To najwłaściwsze określenie tego mojego 'ubranka'.
Zarówno kolor jak i rodzaj tkaniny nie są pewnie najciekawsze - szaro bure ...
ale co tam.
Chciałam uszyć cokolwiek,byle szybko,byle móc czymś się pochwalić na moim biednym blogu...
Nie zadziwić ale pochwalić,że wreszcie coś drgnęło u mnie.



Katana całkiem fajnie prezentuje się z uszytą wcześniej sukienką.
Dodam mocne kolorystycznie dodatki i będzie super.
Tak to widzę.
Pozostały mi do ponownego podwinięcia rękawy.
Skopałam nie wiedzieć czemu tę najprostszą czynność.
Marszczy się podwinięcie,trzeba odpruć i jeszcze raz podwinąć.

Kto to szyje w niedzielę???!!!

Chciałam dziś - no i mam to co widać.
Jutro wstaję skoro świt i poprawiam .
Dziś cieszę się jak dziecko,że wreszcie coś uszyłam znowu... i
katana nawet mi się podoba.

czwartek, 1 grudnia 2011

Kontrowersyjne futra cz.2



FUTRA NATURALNE - NIE!
FUTRA SZTUCZNE - TEŻ NIE!


To krzyk ekologów i obrońców zwierząt futerkowych.
Nie dają wyboru zwolennikom noszenia ubiorów z futer ze skór a nawet ze sztucznych futer.

Otóż ekolodzy uważają,że futra sztuczne są również nieprzyjaznym produktem dla środowiska i nie powinny być dopuszczone do obrotu w cywilizowanym świecie.
Są bowiem produktem ,wysokoprzetworzonym produktem przerobu ropy naftowej,nie mogą więc uchodzić za ekologiczne.
Owszem, w tym aspekcie zgadzam się z ich poglądem ale w ogólnym kontekście ich determinacja jest nie na miejscu.
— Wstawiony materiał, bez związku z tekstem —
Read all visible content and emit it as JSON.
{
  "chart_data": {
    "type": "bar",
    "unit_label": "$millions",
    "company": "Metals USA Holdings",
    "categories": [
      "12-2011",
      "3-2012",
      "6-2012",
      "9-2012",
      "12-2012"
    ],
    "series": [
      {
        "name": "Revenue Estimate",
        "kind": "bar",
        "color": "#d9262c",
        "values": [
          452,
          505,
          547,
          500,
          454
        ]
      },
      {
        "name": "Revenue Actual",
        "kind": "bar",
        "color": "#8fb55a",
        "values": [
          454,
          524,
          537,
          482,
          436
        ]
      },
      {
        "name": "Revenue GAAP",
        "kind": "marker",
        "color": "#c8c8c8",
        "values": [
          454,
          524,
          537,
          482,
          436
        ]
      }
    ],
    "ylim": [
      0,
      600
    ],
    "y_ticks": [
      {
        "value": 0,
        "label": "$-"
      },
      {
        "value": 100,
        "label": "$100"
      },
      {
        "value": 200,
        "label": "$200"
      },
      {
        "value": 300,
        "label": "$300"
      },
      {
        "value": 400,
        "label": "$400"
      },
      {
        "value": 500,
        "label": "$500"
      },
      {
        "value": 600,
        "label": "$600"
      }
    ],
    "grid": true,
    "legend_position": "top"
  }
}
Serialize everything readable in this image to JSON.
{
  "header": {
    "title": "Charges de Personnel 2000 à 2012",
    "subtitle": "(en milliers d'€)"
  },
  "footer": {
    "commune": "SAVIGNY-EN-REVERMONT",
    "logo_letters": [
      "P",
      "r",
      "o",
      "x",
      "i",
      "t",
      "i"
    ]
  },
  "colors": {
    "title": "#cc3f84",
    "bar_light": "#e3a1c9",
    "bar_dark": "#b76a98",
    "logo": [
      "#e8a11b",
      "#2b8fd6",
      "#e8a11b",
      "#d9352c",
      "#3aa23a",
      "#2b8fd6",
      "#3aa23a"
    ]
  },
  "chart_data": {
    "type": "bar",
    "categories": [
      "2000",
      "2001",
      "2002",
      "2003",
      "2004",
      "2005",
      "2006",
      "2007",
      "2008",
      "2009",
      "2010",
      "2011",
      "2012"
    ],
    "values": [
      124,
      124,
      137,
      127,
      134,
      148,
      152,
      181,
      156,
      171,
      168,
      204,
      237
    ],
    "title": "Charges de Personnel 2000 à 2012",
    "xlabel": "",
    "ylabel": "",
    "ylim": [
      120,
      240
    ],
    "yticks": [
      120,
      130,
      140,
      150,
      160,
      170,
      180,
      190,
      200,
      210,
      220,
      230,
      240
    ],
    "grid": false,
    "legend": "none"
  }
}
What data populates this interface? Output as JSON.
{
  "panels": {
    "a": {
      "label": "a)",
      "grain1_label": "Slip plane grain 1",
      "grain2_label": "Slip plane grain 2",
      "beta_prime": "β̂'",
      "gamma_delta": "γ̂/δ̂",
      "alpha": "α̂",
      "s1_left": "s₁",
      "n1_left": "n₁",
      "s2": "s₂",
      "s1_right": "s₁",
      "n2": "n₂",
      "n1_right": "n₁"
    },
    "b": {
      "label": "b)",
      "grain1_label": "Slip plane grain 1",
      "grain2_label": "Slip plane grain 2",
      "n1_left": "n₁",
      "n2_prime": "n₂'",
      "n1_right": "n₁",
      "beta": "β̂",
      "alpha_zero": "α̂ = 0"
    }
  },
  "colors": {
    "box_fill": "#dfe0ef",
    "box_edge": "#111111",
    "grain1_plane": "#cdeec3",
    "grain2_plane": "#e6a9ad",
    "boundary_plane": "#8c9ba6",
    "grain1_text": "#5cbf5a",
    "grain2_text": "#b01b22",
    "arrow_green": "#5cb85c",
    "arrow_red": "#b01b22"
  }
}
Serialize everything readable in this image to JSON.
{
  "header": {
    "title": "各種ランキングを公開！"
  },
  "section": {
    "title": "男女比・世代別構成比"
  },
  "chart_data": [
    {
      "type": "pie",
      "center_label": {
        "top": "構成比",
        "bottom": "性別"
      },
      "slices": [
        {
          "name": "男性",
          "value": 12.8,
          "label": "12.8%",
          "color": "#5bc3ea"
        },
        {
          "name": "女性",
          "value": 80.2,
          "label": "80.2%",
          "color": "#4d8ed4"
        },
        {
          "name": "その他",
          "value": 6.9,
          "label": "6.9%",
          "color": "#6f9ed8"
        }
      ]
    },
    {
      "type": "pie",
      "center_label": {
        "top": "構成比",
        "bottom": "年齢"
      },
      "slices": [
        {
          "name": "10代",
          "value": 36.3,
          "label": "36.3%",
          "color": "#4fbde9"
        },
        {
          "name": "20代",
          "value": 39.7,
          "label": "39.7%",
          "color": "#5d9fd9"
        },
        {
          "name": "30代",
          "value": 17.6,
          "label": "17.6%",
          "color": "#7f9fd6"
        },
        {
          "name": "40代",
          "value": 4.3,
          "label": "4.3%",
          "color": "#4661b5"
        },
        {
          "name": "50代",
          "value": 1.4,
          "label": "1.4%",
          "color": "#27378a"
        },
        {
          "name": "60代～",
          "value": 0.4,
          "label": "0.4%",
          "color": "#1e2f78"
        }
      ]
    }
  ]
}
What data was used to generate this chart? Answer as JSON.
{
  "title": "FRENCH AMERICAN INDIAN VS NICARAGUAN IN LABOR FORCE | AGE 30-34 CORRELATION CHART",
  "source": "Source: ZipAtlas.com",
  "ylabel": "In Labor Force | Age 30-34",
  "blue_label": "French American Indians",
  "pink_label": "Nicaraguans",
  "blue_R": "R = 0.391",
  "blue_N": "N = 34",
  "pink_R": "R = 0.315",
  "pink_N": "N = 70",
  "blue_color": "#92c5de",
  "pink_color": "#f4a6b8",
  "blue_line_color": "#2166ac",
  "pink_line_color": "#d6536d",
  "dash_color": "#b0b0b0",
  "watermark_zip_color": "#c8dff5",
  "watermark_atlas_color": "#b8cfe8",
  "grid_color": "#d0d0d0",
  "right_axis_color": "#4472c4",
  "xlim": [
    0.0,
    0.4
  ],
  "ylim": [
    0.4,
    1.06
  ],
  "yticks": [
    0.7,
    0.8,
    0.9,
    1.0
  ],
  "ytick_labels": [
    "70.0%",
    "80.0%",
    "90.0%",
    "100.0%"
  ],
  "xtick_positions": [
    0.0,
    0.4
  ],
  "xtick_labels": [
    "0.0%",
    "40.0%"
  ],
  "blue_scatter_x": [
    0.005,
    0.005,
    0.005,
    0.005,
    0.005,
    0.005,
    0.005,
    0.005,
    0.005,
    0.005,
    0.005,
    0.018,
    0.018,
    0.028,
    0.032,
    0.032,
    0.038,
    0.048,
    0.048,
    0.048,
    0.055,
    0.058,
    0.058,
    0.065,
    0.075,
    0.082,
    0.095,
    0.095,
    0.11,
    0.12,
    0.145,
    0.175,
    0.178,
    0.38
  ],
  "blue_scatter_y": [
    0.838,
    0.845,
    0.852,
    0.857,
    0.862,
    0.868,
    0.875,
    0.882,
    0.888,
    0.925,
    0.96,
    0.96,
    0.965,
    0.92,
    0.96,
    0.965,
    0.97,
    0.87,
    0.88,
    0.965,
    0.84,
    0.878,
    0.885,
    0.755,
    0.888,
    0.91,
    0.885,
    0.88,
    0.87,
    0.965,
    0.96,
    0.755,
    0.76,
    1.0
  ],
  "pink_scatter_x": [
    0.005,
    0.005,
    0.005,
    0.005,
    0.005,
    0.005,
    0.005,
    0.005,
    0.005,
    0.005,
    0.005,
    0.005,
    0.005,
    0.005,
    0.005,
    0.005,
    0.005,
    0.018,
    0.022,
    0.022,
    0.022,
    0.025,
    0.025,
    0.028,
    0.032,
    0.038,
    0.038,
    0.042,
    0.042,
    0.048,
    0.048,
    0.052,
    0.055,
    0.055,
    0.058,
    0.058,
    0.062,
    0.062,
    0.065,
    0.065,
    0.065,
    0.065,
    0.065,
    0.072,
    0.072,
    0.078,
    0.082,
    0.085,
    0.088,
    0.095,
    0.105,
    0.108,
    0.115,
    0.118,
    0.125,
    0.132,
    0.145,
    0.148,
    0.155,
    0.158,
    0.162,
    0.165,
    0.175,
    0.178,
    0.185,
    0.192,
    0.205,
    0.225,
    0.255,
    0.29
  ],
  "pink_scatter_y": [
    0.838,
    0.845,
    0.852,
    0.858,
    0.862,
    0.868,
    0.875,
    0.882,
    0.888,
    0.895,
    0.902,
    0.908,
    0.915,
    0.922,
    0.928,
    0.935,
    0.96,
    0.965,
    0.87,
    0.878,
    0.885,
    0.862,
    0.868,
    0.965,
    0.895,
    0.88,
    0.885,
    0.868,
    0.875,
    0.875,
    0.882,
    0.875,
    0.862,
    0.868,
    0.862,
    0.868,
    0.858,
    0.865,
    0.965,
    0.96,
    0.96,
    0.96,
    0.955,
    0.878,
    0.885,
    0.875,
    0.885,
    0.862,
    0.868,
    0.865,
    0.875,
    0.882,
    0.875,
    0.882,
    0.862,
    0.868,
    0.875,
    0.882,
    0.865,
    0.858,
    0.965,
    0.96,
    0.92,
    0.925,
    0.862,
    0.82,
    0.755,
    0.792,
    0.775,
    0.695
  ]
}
Tak źle tak niedobrze chciałoby się powiedzieć....

Przeciwnicy używania odzieży ze skór zwierzęcych ,również futerkowych organizują się więc w ruchu na rzecz obrony zwierząt.
Są organizatorami kampanii antyfutrzarskich o działaniach uświadamiających??
Propagują istnienie w świecie społeczeństw całkowicie wolnych od użytkowania futer zwierzęcych.
To jakaś utopia ...

Następnym krokiem w działalności ekologów będzie zapewne zmuszanie społeczeństw świata do przejścia na wegetarianizm,bo przecież skóry to produkt uboczny przemysłu mięsnego.
Jak długo będziemy spożywać mięso zwierzęce,tak długo zwierzęta będą zabijane.
W tej chwili dopuszczają więc wyroby ze skóry do użytku przez ludzkość jako zło konieczne.

Jak długo jeszcze będzie to dopust?
Oj nie wiem... nie wiem...
Wiem natomiast,że poglądy przeciwników szycia i noszenia odzieży ze skór naturalnych nie są moimi poglądami.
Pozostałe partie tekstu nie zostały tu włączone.